При этих словах в груди сжалось и сладко и тревожно.
— Но, — продолжал защитник, — ваши родные и семья жениха будут против.
— Общественность вас не поймет, — подтвердила, пытаясь успокоить расшалившееся сердце. Так откровенно это прозвучало, это только во сне могло быть.
— Будь вы моим женихом, — смело заявила сновидению, — вы бы не возражали.
— Не имею привычки возражать самому себе, — усмехнулся защитник.
Кстати, о женихе.
— А как вас кольцо не ударило?
Тен Лоран перевел взгляд на мою забинтованную руку и равнодушно пожал плечами.

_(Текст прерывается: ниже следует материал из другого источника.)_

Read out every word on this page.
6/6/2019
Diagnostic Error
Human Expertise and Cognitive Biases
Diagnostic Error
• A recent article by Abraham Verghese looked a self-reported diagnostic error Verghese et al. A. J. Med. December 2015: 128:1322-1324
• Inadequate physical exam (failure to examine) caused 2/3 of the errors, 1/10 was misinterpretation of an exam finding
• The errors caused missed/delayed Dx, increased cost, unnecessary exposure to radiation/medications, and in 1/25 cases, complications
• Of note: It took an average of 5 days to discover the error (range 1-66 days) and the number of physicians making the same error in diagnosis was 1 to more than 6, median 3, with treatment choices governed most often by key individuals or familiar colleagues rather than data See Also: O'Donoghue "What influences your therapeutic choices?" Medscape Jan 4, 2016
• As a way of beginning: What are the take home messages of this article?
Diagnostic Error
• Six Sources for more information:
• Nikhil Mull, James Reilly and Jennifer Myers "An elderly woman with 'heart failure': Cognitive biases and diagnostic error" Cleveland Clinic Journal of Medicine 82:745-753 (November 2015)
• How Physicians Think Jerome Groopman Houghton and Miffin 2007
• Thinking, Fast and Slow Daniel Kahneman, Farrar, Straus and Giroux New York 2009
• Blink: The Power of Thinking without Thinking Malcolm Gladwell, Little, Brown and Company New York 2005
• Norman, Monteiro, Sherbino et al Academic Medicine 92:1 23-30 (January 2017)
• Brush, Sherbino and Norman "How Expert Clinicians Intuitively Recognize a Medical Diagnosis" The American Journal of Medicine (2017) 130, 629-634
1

— Я его заблокировал на время. Когда снимут гипс, оно снова будет вас охранять.
Что? Так просто взял родовое кольцо с сильнейшей магией и заблокировал? Теперь убедилась, что точно сплю. Все мои желания в этом сне сбывались.
— Вы и так можете? И даже снять могли бы?
— Снимает тот, кто надел, Мариона. К вашему счастью, оно оказалось на пальце в тот вечер и спасло вам жизнь, как и Слеза Филиппа. Только камень с подвески рассыпался, приняв на себя часть удара. Фамильные реликвии более стойкие в плане защиты.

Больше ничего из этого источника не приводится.